Texto: Lety Elvir
Ilustración: Pixabay
«¡Jueputa, jueputa, jueputa!», fueron las tres primeras palabras que pronunció don Ricardo años después de aquel accidente automovilístico que lo dejó mudo y parapléjico, que lo aisló del mundo como si estuviera en coma.
Doña Ana no se cansa de repetir entusiastamente, a todo aquel que se disponga a escucharla, los progresos de su esposo; parece una mamá cursi que llora y salta de emoción cuando su pequeño hijo ha comenzado a hacer sus primeros pininos. A medida que el tiempo pasa, don Ricardo va ampliando su vocabulario aunque nadie lo entiende, excepto doña Ana. Las primeras tres palabras pronunciadas en el día de su despertar son las únicas inteligibles para el resto de la familia.

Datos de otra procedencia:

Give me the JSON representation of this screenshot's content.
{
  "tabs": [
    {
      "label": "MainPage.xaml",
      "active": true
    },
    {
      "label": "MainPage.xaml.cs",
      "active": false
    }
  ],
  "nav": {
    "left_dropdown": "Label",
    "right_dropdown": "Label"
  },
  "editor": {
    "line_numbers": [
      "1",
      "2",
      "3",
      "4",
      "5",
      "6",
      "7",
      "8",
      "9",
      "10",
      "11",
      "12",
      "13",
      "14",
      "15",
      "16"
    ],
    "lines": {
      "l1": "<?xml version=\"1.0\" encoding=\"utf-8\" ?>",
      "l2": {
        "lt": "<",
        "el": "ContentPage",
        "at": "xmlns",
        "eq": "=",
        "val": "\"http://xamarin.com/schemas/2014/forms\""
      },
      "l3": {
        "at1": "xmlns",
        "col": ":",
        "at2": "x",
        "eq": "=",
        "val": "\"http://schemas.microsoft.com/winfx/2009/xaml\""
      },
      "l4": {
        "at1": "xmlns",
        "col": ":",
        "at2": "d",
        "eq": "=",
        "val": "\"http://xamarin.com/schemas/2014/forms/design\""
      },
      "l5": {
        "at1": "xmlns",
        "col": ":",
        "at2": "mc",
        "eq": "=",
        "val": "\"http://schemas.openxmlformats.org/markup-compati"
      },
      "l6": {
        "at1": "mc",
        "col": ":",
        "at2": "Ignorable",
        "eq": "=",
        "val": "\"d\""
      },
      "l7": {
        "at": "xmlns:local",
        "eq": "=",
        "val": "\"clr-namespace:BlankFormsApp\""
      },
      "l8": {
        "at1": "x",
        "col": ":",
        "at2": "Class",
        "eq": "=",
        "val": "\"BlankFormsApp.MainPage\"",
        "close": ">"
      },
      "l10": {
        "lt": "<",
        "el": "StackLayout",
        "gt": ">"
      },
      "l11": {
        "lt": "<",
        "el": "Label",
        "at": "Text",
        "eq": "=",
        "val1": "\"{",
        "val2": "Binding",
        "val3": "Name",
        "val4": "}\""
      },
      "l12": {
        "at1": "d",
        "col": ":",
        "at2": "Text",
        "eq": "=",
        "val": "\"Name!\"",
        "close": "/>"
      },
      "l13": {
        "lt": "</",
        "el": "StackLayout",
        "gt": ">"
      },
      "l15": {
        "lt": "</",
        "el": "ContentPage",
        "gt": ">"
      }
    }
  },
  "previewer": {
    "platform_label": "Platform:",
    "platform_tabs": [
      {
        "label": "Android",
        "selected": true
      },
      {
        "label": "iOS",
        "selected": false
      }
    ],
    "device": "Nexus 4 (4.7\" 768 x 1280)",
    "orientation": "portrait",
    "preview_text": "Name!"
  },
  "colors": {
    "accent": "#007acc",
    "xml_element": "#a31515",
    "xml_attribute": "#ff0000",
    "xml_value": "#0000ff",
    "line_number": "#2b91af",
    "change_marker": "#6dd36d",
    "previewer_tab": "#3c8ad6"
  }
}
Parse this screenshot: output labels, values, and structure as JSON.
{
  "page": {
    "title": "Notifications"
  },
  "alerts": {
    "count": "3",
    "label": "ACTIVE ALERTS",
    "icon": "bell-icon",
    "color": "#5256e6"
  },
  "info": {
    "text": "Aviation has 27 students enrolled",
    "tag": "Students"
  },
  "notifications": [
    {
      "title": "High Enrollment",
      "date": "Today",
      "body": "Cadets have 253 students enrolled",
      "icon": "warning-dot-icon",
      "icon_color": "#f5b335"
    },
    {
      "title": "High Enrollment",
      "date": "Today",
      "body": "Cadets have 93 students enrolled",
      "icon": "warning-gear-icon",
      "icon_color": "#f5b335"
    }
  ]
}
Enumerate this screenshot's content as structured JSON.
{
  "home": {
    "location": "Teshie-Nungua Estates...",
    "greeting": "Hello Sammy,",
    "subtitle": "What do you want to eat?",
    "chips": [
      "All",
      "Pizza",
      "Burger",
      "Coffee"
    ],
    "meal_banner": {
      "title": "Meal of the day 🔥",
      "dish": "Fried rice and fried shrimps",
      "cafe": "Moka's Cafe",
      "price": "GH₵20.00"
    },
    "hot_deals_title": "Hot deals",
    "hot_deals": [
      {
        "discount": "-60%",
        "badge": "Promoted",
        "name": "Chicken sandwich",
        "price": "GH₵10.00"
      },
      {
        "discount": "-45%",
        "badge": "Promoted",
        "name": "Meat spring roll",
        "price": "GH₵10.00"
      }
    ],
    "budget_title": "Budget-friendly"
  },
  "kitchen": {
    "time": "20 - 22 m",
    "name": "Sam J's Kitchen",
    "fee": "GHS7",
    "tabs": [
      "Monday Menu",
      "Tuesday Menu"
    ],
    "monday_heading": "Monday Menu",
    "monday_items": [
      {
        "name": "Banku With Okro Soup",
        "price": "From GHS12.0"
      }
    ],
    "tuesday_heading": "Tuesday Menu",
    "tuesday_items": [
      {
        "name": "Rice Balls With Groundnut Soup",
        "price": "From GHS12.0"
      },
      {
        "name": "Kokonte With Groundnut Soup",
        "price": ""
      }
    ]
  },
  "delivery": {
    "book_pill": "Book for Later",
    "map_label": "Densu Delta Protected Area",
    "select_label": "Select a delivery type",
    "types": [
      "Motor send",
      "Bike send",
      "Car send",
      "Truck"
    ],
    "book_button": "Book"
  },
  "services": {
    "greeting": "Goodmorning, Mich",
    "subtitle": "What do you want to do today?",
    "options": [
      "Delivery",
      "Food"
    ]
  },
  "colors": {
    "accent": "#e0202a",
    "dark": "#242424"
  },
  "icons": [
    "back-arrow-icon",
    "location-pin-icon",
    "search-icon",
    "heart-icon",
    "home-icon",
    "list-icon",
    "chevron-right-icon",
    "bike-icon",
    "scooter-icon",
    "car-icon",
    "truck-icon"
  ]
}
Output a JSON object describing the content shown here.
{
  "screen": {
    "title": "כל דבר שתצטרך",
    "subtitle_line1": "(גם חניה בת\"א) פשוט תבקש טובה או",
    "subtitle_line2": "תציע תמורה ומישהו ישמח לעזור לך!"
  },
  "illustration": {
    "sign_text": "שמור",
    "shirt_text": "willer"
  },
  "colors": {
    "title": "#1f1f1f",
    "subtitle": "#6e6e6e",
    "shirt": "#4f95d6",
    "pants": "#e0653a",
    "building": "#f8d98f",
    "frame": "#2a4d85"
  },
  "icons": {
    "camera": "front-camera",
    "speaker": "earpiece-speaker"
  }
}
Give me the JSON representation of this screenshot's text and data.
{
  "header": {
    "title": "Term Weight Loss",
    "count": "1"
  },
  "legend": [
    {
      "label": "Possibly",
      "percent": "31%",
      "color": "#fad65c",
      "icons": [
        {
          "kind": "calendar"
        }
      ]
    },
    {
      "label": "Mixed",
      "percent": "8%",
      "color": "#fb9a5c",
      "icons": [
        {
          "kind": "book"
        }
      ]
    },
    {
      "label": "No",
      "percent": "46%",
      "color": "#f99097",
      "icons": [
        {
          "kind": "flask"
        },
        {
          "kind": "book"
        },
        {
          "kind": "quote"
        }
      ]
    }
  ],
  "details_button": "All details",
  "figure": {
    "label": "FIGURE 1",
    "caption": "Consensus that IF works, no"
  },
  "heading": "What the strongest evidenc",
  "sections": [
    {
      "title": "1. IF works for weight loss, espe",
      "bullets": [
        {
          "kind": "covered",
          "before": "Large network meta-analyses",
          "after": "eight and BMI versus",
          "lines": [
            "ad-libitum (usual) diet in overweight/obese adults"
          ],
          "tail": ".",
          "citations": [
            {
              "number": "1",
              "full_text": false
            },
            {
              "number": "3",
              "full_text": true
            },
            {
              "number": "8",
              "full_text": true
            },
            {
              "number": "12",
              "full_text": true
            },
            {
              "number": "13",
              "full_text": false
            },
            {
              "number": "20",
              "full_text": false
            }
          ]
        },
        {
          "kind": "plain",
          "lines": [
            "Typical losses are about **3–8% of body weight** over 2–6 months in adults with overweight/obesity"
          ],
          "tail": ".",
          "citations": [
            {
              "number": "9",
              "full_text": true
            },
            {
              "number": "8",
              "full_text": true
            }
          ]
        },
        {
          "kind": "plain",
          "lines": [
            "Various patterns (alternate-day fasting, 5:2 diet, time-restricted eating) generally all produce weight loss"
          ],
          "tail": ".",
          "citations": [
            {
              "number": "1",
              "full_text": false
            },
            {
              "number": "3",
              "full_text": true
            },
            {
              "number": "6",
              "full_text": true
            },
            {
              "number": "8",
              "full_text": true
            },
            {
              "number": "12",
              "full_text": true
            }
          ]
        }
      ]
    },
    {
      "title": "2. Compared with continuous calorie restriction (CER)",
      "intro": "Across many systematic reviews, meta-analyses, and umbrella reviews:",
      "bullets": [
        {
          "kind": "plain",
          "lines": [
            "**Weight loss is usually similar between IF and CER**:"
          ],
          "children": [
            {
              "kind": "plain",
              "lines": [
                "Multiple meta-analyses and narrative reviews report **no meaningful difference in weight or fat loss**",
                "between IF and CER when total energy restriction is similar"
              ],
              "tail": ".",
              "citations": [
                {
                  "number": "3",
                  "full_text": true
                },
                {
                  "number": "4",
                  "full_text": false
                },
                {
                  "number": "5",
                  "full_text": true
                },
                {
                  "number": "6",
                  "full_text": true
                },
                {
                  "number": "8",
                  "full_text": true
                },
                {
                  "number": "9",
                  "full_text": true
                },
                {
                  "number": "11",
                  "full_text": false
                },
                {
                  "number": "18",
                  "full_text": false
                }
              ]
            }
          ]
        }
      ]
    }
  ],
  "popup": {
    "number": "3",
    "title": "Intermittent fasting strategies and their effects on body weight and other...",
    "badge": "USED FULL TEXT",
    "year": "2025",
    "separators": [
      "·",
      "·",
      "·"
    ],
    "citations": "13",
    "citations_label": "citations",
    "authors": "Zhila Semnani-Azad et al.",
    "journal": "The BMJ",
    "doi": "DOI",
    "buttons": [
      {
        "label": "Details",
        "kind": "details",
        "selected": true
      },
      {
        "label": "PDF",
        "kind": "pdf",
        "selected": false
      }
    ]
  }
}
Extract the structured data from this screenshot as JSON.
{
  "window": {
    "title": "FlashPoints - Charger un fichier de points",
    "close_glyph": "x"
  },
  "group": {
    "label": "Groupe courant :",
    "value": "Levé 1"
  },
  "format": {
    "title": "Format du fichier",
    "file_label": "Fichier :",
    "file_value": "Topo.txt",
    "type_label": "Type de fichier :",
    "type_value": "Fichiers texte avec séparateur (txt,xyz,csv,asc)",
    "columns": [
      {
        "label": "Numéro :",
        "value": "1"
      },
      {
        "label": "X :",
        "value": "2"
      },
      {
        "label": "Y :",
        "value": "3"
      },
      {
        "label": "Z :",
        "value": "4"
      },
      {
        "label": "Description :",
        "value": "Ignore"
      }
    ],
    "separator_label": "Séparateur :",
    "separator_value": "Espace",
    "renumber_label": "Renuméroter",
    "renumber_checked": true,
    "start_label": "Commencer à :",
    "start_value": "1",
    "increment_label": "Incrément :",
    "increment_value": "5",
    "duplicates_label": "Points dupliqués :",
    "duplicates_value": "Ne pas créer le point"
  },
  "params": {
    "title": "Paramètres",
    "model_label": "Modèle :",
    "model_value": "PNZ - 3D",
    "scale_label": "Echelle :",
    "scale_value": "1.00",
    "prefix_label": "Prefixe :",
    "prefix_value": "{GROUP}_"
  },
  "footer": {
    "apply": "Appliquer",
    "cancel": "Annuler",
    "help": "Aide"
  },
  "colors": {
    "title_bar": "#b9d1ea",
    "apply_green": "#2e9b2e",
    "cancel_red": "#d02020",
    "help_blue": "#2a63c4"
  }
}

Contra todo diagnóstico, don Ricardo ya colabora cuando su esposa lo está bañando, pues su lado izquierdo funciona más o menos bien, es el lado del corazón, por eso los vecinos ahora lo llaman don Ricardo, Corazón de León. Sin embargo, todavía no puede ponerse los supositorios ni contener la baba que permanentemente gotea, mucho menos golpear con la escoba a doña Ana cada vez que esta regresa tarde cuando sale a la calle.
También ha aprendido a torcer la boca (hacia el lado izquierdo), a arrugar la cara (del lado izquierdo) para reclamarle a su esposa si la casa no ha sido barrida y trapeada, o si no le da comida al tiempo que siente hambre, o cuando los celos le riegan ponzoña en toda su existencia.
En este último caso a doña Ana le entra musepo, cólera y los tristes recuerdos de cuando él estaba sano y la maltrataba. Entonces ella lo queda viendo fijamente a los ojos, se le acerca despacio como felina al ataque, se inclina sobre el rostro de él con mirada sarcástica y le grita: «Sí, vengo de ver al otro, él sí que me trata bien, me da el dinero de su pensión, no es mujeriego como usted, ni me hace todas las pillerías que usted me hizo cuando joven. Por eso vine tarde, él me hace sentir una señora, me toca, me acaricia y no es como usted que nada puede hacerme, por eso vine tarde, ¿y qué? Además, yo no soy su criada, ¿por qué no barre usted?».
Don Ricardo, al oír las frases de su esposa, se adueña de la escoba que siempre mantiene al lado izquierdo de su silla de ruedas y con el brazo izquierdo la lanza contra doña Ana, que ya se ha alejado de él; no le atina, el golpe no llega hasta donde lo proyectó. Entonces don Ricardo, Corazón de León, no tiene más alternativa que blandir de manera amenazante su brazo izquierdo y gorjear las tres palabras mágicas: «¡Jueputa, jueputa, jueputa!»
Doña Ana reaparece y sonríe vengativa, se sienta enfrente de su esposo, en la mesa del comedor, y comienza a contar un rollito de billetes, que don Ricardo cree que le dio el otro. Se levanta, busca un bolígrafo y comienza a hacer la lista de medicinas y otras cosas que necesita comprarle a su esposo.
En la oficina bancaria todos saben que doña Ana regresa tarde a su casa algunas veces al mes, porque las filas para pagar los servicios públicos o cobrar el raquítico cheque de la pensión de su esposo son más largas de lo esperado, a pesar del rótulo de preferencia para los de su edad.
«¡Jueputa, jueputa, jueputa!», sigue murmurando don Ricardo, Corazón de León.
Este cuento forma parte del libro Sublimes y perversos (2005).